Source: http://passouline.blog.lemonde.fr/2010/04/05/socrate-et-sa-bande-banquettent-au-theatre/
(Même si le titre est ambigu, il s'agit bien de Platon.)
Socrate et sa bande banquettent au théâtre
A propos, je ne sais pas si vous l’avez remarqué mais, l’air de rien, Le Banquet vient de faire sa “présentation” à la Comédie-Française. Sans la ramener, en toute discrétion par la petite porte du Studio-Théâtre et non en majesté dans la salle Richelieu, consacrée à l’entrée au répertoire, ou en roulant des mécaniques dans celle du Vieux-Colombier, mais comme il sied à une oeuvre philosophique majeure que l’on ne s’attend pas à retrouver en pièce de théâtre, sauf à avoir été auparavant instruit de sa vraie nature.

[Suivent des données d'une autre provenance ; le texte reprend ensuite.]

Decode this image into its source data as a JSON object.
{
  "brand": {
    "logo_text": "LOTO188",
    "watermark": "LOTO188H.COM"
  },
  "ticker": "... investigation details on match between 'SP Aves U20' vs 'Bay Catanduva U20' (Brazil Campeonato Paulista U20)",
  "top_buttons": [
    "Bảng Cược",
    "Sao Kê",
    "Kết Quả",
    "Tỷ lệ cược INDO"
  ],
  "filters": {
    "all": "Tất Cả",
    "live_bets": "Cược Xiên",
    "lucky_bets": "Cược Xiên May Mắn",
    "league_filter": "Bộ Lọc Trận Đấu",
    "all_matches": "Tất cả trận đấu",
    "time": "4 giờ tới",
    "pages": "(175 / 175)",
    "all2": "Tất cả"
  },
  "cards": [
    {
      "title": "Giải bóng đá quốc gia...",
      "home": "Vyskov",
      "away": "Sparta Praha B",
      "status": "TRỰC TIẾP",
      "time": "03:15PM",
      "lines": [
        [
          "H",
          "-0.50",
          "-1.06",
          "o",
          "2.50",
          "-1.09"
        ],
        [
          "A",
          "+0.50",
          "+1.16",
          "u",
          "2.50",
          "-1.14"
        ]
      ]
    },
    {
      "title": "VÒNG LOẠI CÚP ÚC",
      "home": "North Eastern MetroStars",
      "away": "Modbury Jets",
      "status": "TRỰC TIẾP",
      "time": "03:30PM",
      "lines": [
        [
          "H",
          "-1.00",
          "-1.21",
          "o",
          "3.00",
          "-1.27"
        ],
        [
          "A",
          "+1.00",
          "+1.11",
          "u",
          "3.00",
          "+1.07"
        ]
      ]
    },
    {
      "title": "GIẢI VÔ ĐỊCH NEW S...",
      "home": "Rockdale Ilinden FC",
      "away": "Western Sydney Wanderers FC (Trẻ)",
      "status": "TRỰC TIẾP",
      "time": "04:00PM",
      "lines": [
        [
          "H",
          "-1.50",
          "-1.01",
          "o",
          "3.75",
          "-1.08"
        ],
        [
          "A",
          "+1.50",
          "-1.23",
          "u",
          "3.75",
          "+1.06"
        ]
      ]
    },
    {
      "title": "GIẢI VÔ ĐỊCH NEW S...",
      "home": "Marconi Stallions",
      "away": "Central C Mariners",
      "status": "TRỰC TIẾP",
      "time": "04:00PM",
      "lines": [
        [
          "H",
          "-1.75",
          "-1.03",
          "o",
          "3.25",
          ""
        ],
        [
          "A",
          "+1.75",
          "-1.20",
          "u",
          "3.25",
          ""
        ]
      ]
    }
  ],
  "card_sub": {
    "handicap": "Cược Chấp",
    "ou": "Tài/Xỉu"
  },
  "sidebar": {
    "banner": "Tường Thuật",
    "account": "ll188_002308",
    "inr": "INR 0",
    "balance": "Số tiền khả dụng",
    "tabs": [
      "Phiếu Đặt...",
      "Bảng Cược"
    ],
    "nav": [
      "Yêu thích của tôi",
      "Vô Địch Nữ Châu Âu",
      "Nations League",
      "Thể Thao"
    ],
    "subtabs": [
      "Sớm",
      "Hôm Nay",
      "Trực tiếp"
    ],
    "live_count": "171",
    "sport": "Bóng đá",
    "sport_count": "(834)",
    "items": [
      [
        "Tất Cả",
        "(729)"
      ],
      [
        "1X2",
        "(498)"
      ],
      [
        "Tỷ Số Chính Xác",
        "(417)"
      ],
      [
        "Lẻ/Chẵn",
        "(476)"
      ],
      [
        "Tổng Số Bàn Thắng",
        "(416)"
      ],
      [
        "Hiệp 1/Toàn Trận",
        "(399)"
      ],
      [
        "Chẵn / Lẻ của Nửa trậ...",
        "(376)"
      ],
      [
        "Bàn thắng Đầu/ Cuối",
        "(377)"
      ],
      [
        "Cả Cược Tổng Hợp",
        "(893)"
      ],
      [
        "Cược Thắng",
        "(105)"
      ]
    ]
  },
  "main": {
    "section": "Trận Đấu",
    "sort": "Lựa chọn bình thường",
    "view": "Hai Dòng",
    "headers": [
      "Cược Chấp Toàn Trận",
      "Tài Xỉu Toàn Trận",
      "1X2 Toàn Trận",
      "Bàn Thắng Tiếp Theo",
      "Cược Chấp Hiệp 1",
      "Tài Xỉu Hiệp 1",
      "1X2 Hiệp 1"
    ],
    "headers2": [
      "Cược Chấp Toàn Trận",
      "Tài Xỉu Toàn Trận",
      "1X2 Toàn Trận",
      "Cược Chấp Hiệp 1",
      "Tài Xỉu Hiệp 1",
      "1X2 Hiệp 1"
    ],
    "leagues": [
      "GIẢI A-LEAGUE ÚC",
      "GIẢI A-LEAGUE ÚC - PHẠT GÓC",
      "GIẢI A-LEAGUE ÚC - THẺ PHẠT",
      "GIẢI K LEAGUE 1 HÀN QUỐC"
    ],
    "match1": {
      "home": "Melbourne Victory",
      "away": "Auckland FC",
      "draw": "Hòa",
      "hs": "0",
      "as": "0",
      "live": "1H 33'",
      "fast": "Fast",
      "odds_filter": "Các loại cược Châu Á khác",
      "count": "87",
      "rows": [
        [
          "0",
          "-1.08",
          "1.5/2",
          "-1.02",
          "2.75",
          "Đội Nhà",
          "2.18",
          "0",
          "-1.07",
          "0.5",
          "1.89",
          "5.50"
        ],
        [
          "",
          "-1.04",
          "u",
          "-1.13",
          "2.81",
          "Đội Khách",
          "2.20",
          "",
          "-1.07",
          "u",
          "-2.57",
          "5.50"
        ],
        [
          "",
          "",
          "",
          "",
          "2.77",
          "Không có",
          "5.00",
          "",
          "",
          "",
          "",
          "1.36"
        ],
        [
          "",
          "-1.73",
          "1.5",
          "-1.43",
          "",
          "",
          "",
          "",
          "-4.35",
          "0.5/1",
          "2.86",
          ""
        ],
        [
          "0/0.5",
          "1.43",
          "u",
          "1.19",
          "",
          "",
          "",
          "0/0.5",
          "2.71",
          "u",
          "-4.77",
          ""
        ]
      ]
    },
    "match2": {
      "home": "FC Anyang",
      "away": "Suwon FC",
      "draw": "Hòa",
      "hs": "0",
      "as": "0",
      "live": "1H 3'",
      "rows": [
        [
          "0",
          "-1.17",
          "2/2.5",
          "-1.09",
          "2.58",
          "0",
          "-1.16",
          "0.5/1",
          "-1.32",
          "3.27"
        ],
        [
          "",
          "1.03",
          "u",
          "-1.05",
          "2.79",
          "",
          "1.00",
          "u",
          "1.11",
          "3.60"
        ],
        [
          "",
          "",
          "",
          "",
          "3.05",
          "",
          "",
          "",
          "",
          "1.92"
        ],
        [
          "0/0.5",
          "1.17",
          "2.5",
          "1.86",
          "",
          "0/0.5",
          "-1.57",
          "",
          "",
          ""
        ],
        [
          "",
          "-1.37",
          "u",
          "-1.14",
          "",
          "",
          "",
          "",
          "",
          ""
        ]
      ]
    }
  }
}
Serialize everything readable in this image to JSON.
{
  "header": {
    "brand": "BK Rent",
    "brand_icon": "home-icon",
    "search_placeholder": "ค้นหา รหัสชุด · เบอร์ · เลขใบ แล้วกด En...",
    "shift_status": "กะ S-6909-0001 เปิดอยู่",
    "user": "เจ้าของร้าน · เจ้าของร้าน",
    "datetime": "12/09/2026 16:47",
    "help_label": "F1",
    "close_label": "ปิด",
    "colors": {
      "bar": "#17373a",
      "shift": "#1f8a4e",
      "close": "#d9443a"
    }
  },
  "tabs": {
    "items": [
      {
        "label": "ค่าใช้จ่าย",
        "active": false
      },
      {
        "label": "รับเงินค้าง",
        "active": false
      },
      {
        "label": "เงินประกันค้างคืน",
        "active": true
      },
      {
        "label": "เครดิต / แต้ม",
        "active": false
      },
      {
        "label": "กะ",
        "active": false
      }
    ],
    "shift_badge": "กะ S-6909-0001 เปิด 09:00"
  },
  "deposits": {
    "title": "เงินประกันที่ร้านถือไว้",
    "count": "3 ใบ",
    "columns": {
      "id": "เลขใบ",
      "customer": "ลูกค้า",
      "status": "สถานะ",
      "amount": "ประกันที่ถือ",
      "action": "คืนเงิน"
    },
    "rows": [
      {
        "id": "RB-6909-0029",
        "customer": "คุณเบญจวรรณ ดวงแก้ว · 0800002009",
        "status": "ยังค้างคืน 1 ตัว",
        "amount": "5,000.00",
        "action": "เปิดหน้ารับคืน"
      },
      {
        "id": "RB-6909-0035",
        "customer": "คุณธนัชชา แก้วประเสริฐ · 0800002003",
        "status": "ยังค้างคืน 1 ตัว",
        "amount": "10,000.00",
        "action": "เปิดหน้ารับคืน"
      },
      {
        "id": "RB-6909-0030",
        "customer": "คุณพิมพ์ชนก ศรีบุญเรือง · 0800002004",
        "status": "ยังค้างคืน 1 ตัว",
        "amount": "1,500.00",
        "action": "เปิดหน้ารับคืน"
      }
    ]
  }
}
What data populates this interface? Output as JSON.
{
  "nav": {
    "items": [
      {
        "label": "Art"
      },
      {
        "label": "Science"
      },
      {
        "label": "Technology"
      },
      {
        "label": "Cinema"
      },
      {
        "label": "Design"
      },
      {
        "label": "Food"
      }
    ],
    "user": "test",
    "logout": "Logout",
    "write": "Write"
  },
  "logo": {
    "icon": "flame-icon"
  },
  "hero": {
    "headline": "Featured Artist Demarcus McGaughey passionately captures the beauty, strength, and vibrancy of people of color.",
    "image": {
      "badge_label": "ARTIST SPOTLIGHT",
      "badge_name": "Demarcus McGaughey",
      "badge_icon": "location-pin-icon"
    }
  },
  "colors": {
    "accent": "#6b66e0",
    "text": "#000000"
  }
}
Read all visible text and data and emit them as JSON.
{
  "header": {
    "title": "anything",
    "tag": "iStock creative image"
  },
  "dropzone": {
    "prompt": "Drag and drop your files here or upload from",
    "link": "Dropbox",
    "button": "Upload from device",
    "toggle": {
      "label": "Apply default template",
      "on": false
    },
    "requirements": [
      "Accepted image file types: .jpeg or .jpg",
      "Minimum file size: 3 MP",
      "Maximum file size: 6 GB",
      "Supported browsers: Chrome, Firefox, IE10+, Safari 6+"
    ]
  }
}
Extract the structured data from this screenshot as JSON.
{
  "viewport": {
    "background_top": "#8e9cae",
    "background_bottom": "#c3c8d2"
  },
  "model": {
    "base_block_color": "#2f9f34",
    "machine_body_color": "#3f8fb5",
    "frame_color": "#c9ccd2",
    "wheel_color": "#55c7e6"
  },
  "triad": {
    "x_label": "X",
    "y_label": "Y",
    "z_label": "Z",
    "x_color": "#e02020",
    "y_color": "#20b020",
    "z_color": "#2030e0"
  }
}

Disons : sa nature cachée.
Ils ne sont que trois comédiens sur l’étroite scène qui “jouent à être” les différents convives. Thierry Hancisse interrpète quatre rôles (Apollodore, Aristodème, Phèdre, Socrate et Diotime), Pierre-Louis Calixte deux (Eryximaque et Alcibiade) et Serge Bagdassarian deux (Agathon et Aristophane). Pas évident de s’y retrouver dans leurs alternances et pourtant, on s’y retrouve. Le décor est réduit à sa plus simple expression. Tout est dans l’habileté des lumières dont Jacques Vincey a su astucieusement faire profiter sa mise en scène. Le noir de la nuit et le seuil de la porte sont des éléments dramatiques essentiels. La mise en abyme n’est pas facile à tenir mais les comédiens manifestent une telle intelligence du texte (traduit du grec par Luc Brisson) que l’ensemble captive sans dérouter. Bien sûr, ce n’est pas l’intégralité du récit ; il a probablement été réduit d’un tiers pour tenir en une heure et trente minutes (on trouvera ici l’argument). N’empêche : on en ressort enchanté comme c’est parfois le cas après une relecture éblouissante longtemps après.
Quel intérêt ? Cette adaptation rend justice à la dimension théâtrale de l’oeuvre, à ce que George Steiner évoque dans sa préface à une récente édition en poche du Banquet (traduction de Paul Vicaire, Les Belles lettres, 174 pages, 9 euros), comme “l’extraordinaire pouvoir dramaturgique de Platon”; il en fait un démiurge égal à Shakespeare. Pour leur part, le metteur en scène Jacques Vincey, et son dramaturge Frédéric Vossier, tiennent que, outre le fait que les dialogues s’y prêtent naturellement, Platon avait conçu son oeuvre “avec les outils du théâtre” pour mieux explorer les liens secrets qui unissent “la visibilité physique du monde sensible et l’invisibilité de la pensée”. Mais il n’y a pas que cela. Contrairement à tant d’autres Grecs, Platon pensait davantage avec l’ouïe qu’avec la vue. Il faut l’entendre pour bien saisir que l’enjeu n’est pas seulement intellectuel mais humain. Soudain, Le Banquet ou De l’amour, oeuvre mythique redécouverte à la Renaissance, n’est plus une abstraction, grâces en soient rendues au théâtre. Outre une sagesse espiègle, on y retrouve le sourire de Socrate dont Nietzsche disait qu’il nuance sa gravité.
Le jour où j’y étais, vers la fin du discours si attendu de Socrate, la sonnerie d’un téléphone portable a retenti. Le fâcheux qui en était la cause ne l’a pas plus interrompue que le comédien ne s’est interrompu. Quelques minutes plus tard, bis repetita. Cette fois, refusant stoïquement de s’affronter à un vulgaire dieu cellulaire, Socrate s’est interrompu et, sans ciller, lregard fixe, en serrant les dents, a intimé au fâcheux :”Répondez !” (jusqu’au 9 mai).